Falls ihr erfahren wollt, wie eure Direkt-Kandidat_innen (Wahlkreisabgeordneten) positioniert sind, könnte es helfen den „Kandidaten-Check“ zu nutzen. Auch wenn der Name suggeriert, dass dort nur Männer Rede und Antwort stehen, haben sich auch Kandidatinnen beteiligt. Auf übersichtliche Art und Weise könnt ihr dort herausfinden mit welche Direkt-Kandidat_innen ihr die meisten Übereinstimmungen habt. (Leider haben sich aber natürlich nicht alle beteiligt und ich werde nun nie erfahren, ob Frank Di Leo von HUNDEFREUNDE KREUZBERG die Dinge auch so sieht wie ich.)

Und für die Zweitstimme? Könnte eine_r natürlich alle Wahlprogramme ausgiebig durcharbeiten und nach den Aspekten durchforsten, die eine_r_m wichtig erscheinen. Oder? Sich bei Verbänden und Initiativen informieren, die verschiedenen Parteien (häufig aber ausschließlich jenen, die bereits im Bundestag sitzen, manchmal noch zusätzlich Die Piraten) befragt haben und nun ihre so genannten Wahlprüfsteine veröffentlichen. Einige möchte ich euch hier vorstellen. Die Liste ist selbstredend nicht vollständig und kann gern in den Kommentaren ergänzt werden.

Die Bundesarbeitsgemeinschaften kommunaler Frauenbüros und Gleichstellungsstellen hat den aktuellen Bundestagsparteien und den Piraten Fragen rund um das Thema Gleichstellung gestellt. Sie wollten zum Beispiel wissen, welches Leitbild der künftigen Gleichstellungspolitik zu Grunde liegen soll, wie das Gender Pay Gap verringert werden soll und wie das Allgemeine Gleichbehandlungsgesetz verbessert oder besser umgesetzt werden soll.

pro familia hakte bei den im Bundestag vertretenen Parteien nach, was es hinsichtlich von sexuellen und reproduktiven Rechten auf der Agenda steht. Wie sehen die Parteien die derzeitige Praxis der Sexualaufklärung in Schulen, besteht Reformbedarf? Wie stehen die Parteien zu der Forderung, das Notfall-Verhütungsmittel „Pille danach“ künftig ohne Rezept in der Apotheke zu erhalten? Wie stehen die Parteien zur derzeitigen gesetzlichen Regelungen des Schwangerschaftsabbruchs?
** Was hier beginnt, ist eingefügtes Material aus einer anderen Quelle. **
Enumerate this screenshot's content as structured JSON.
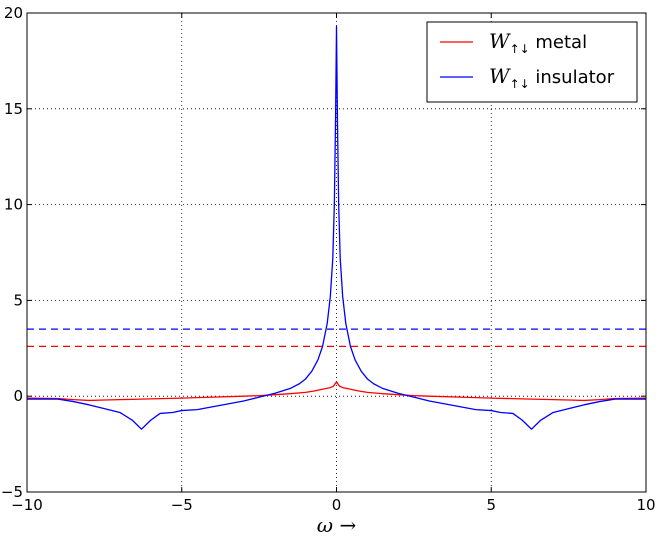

Der Lesben- und Schwulenverband Deutschland ist mit zehn Frage-Komplexen zu LGBTI-Rechten an CDU/CSU, SPD, FDP, Die Linke, Bündnis 90/Die Grünen und an die Piratenpartei herangetreten. Dabei geht es vor allem um die Öffnung der Ehe, Adopstionsrecht, Gewaltprävention, das Transsexuellengesetz und Intersexualität.

Anküpfend an „Enthüllungen der Konsequenzen von institutionellem Rassismus der Sicherheitsorgane im sogenannten „NSU“- Fall, die Rüge der UN Anti-Rassismuskommission im April 2013 sowie die anhaltende Kontroverse um Racial Profiling“ stellt die Initiative Schwarzer Deutscher Fragen zu Antidiskriminierung, Rassismus, Chancengerechtigkeit und Umgang mit Kolonialgeschichte. Es antworten Bündnis 90/Die Grünen, CDU/CSU und Die Linke. Edit: Und nun auch die SPD. Der ISD möchte da unter anderem wissen: Wie genau wollen sie sicherstellen, dass institutioneller Rassismus in den Sicherheitsbehörden abgebaut wird? Planen sie, das Verbot von Racial Profiling zu konkretisieren und durchzusetzen? Erkennen Sie Schwarze Menschen als in besonderer Weise von Rassismus betroffene Gruppe an? Wenn ja, wie planen Sie, diese Anerkennung auf eine Weise umzusetzen, die rassistische Diskriminierung Schwarzer Menschen umfassend erfasst?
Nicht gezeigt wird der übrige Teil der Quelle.